Sua noite fora permeada por choro e horas em claro. Mas assim que colocou os pés no chão, pronta para se levantar e ir trabalhar, fez um pacto consigo mesma de que não iria mais se deixar abalar por Tate Barlow. Ela o amava? Por mais idiota que pudesse parecer, a resposta era sim, ainda tinha fortes sentimentos por ele. Mas teria que enterrar esse sentimento bem lá no fundo do coração e sobreviver. Seria bem mais difícil agora que ele estava de volta, porém, precisava ser mais forte. Pela sua sanidade.

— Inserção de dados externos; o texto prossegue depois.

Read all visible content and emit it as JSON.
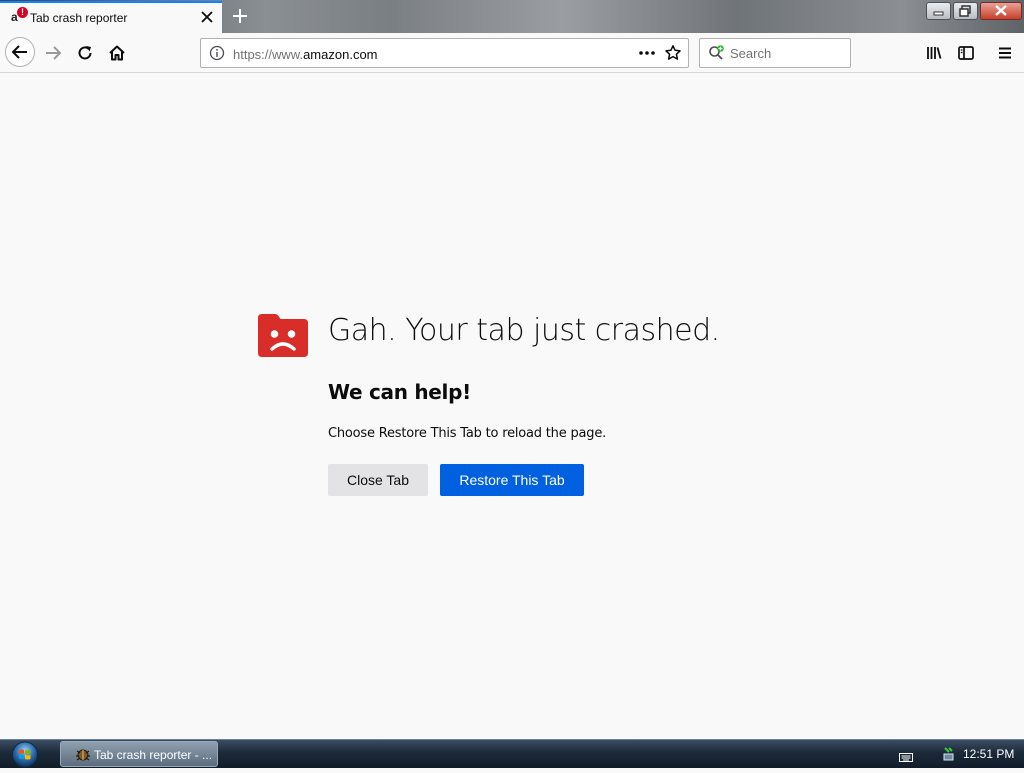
{
  "browser": {
    "tab": {
      "favicon_letter": "a",
      "crash_badge": "!",
      "title": "Tab crash reporter"
    },
    "url": {
      "scheme": "https://www.",
      "domain": "amazon.com"
    },
    "search": {
      "placeholder": "Search"
    }
  },
  "crash_page": {
    "title": "Gah. Your tab just crashed.",
    "subtitle": "We can help!",
    "message": "Choose Restore This Tab to reload the page.",
    "close_button": "Close Tab",
    "restore_button": "Restore This Tab"
  },
  "taskbar": {
    "task_label": "Tab crash reporter - ...",
    "clock": "12:51 PM"
  },
  "colors": {
    "accent": "#0060df",
    "crash_red": "#d92d29",
    "tab_highlight": "#0a84ff"
  },
  "icons": [
    "back-arrow-icon",
    "forward-arrow-icon",
    "reload-icon",
    "home-icon",
    "info-icon",
    "page-actions-icon",
    "bookmark-star-icon",
    "search-engine-icon",
    "library-icon",
    "sidebar-icon",
    "hamburger-menu-icon",
    "sad-tab-icon",
    "windows-start-icon"
  ]
}
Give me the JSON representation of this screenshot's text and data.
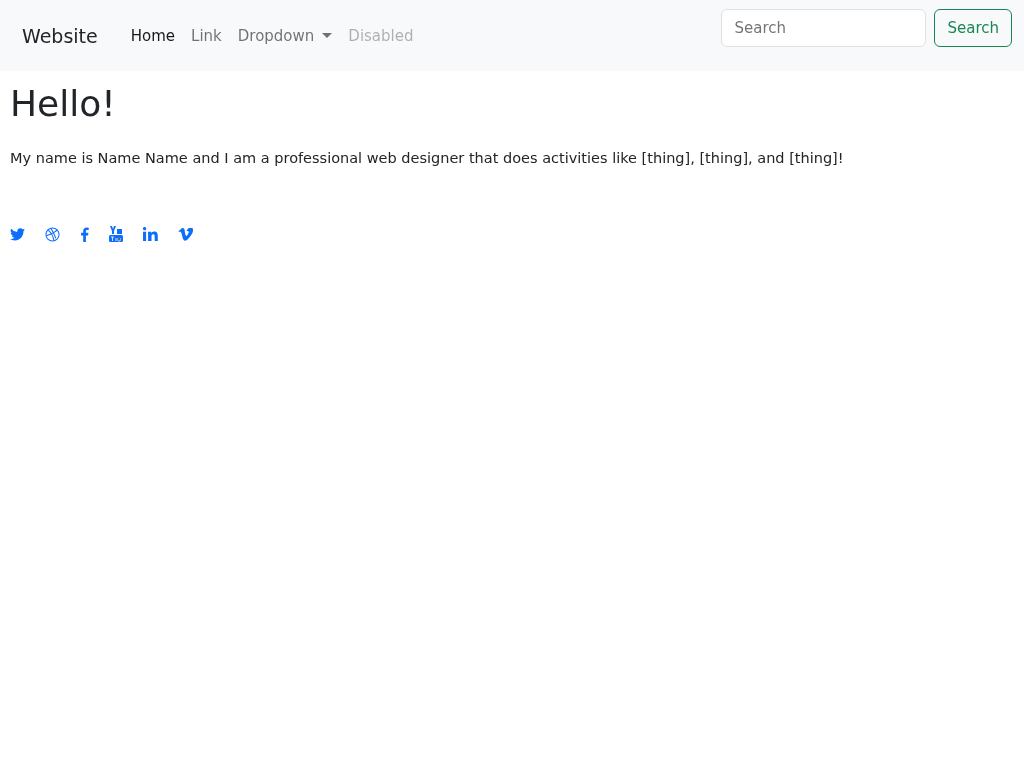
{
  "navbar": {
    "brand": "Website",
    "items": [
      {
        "label": "Home",
        "selected": true,
        "disabled": false,
        "kind": "link"
      },
      {
        "label": "Link",
        "selected": false,
        "disabled": false,
        "kind": "link"
      },
      {
        "label": "Dropdown",
        "selected": false,
        "disabled": false,
        "kind": "dropdown"
      },
      {
        "label": "Disabled",
        "selected": false,
        "disabled": true,
        "kind": "link"
      }
    ],
    "search": {
      "placeholder": "Search",
      "button": "Search"
    }
  },
  "heading": "Hello!",
  "intro": "My name is Name Name and I am a professional web designer that does activities like [thing], [thing], and [thing]!"
}
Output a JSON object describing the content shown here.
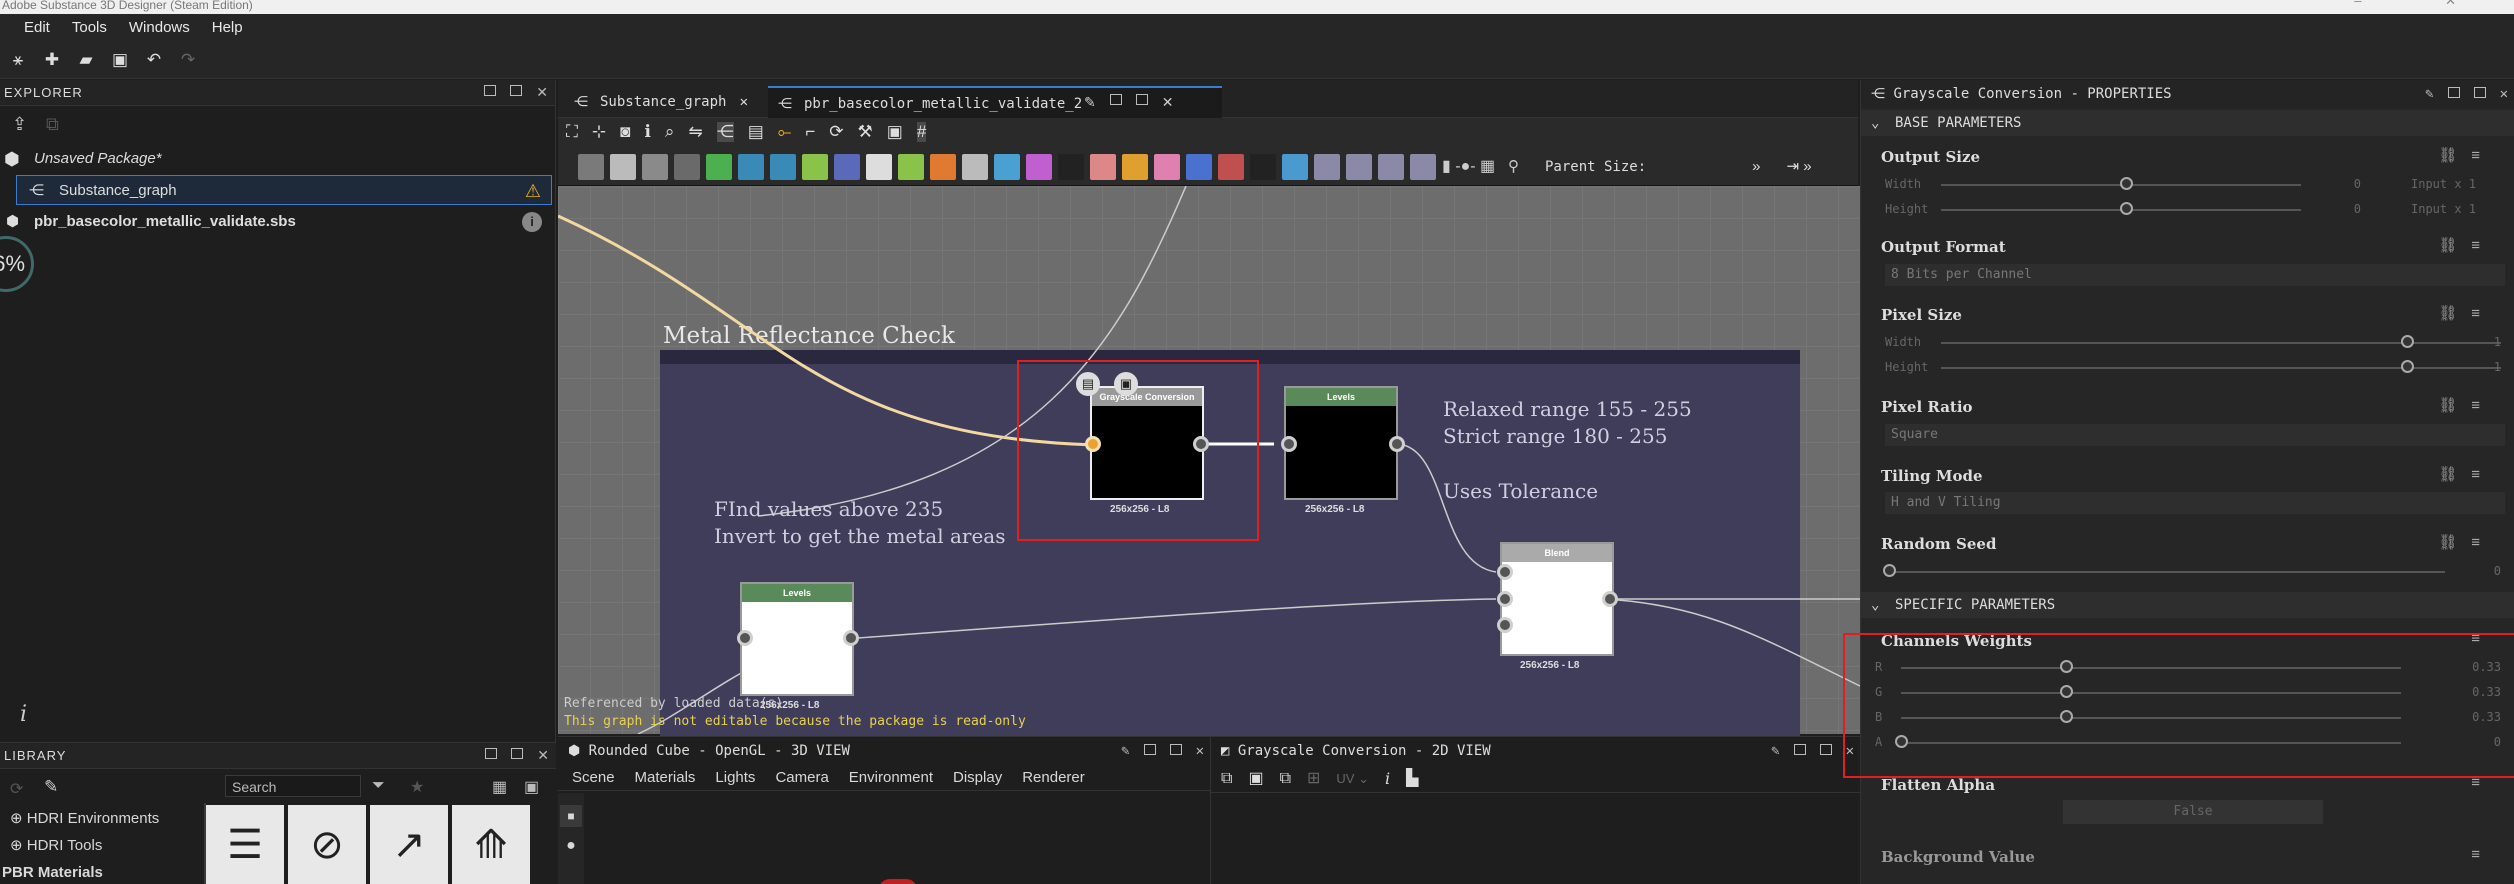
{
  "app": {
    "title": "Adobe Substance 3D Designer (Steam Edition)"
  },
  "menu": [
    "Edit",
    "Tools",
    "Windows",
    "Help"
  ],
  "explorer": {
    "title": "EXPLORER",
    "package": "Unsaved Package*",
    "graph": "Substance_graph",
    "file": "pbr_basecolor_metallic_validate.sbs",
    "zoom": "6%",
    "info": "i"
  },
  "library": {
    "title": "LIBRARY",
    "search_placeholder": "Search",
    "categories": [
      "HDRI Environments",
      "HDRI Tools",
      "PBR Materials"
    ]
  },
  "graph": {
    "tabs": [
      "Substance_graph",
      "pbr_basecolor_metallic_validate_2"
    ],
    "parent_size_label": "Parent Size:",
    "frame_title": "Metal Reflectance Check",
    "comment1": "FInd values above 235\nInvert to get the metal areas",
    "comment2": "Relaxed range 155 - 255\nStrict range 180 - 255",
    "comment3": "Uses Tolerance",
    "nodes": {
      "grayscale": {
        "title": "Grayscale Conversion",
        "size": "256x256 - L8"
      },
      "levels1": {
        "title": "Levels",
        "size": "256x256 - L8"
      },
      "levels2": {
        "title": "Levels",
        "size": "256x256 - L8"
      },
      "blend": {
        "title": "Blend",
        "size": "256x256 - L8"
      }
    },
    "status1": "Referenced by loaded data(s)",
    "status2": "This graph is not editable because the package is read-only"
  },
  "view3d": {
    "title": "Rounded Cube - OpenGL - 3D VIEW",
    "menu": [
      "Scene",
      "Materials",
      "Lights",
      "Camera",
      "Environment",
      "Display",
      "Renderer"
    ]
  },
  "view2d": {
    "title": "Grayscale Conversion - 2D VIEW",
    "uv": "UV"
  },
  "properties": {
    "title": "Grayscale Conversion - PROPERTIES",
    "base_section": "BASE PARAMETERS",
    "specific_section": "SPECIFIC PARAMETERS",
    "output_size": {
      "label": "Output Size",
      "width": "Width",
      "height": "Height",
      "wval": "0",
      "hval": "0",
      "wmode": "Input x 1",
      "hmode": "Input x 1"
    },
    "output_format": {
      "label": "Output Format",
      "value": "8 Bits per Channel"
    },
    "pixel_size": {
      "label": "Pixel Size",
      "width": "Width",
      "height": "Height",
      "wval": "1",
      "hval": "1"
    },
    "pixel_ratio": {
      "label": "Pixel Ratio",
      "value": "Square"
    },
    "tiling_mode": {
      "label": "Tiling Mode",
      "value": "H and V Tiling"
    },
    "random_seed": {
      "label": "Random Seed",
      "value": "0"
    },
    "channels_weights": {
      "label": "Channels Weights",
      "r": "R",
      "g": "G",
      "b": "B",
      "a": "A",
      "rv": "0.33",
      "gv": "0.33",
      "bv": "0.33",
      "av": "0"
    },
    "flatten_alpha": {
      "label": "Flatten Alpha",
      "value": "False"
    },
    "background_value": {
      "label": "Background Value"
    }
  }
}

Desceu as escadas da pensão, sabendo que estava atrasada, então, teria que pular o café da manhã. E Darlla sempre preparava uma mesa digna de um hotel movimentado. Por mais que Zhoe já a visse como uma amiga e não apenas como sua funcionária há dois anos, desde que esta chegara na cidade procurando emprego, sabia muito pouco sobre sua vida, apenas que ela morava com a irmã, Lori, que já vivia em Green Hill há cinco anos e era enfermeira no hospital da cidade. Outra coisa que sabia também era que Darlla era inteligente demais para permanecer em um emprego tão medíocre, com um salário mais medíocre ainda. O que era algo muito estranho.
— Bom dia, Zhoe! — ela cumprimentou animada como sempre, mas nem recebeu resposta. Zhoe apenas balançou a cabeça e começou a encher uma caneca grande com o café que ela tinha preparado. — Ih, alguém dormiu mal esta noite?
— Não pergunte, por favor.
— Tem certeza? Talvez seja melhor desabafar. Você parece realmente mal. O que aconteceu?
— O que aconteceu? Tate aconteceu!
A reação de Darlla foi a mais previsível possível. Ela arregalou os olhos e colocou as mãos na boca, parecendo realmente abismada.
— Ele voltou? E teve coragem de vir aqui?
— Sim, teve. Mas eu juro que não quero falar sobre isso. Além do mais, estou atrasada. Não quero deixar Paige sozinha por muito tempo na loja.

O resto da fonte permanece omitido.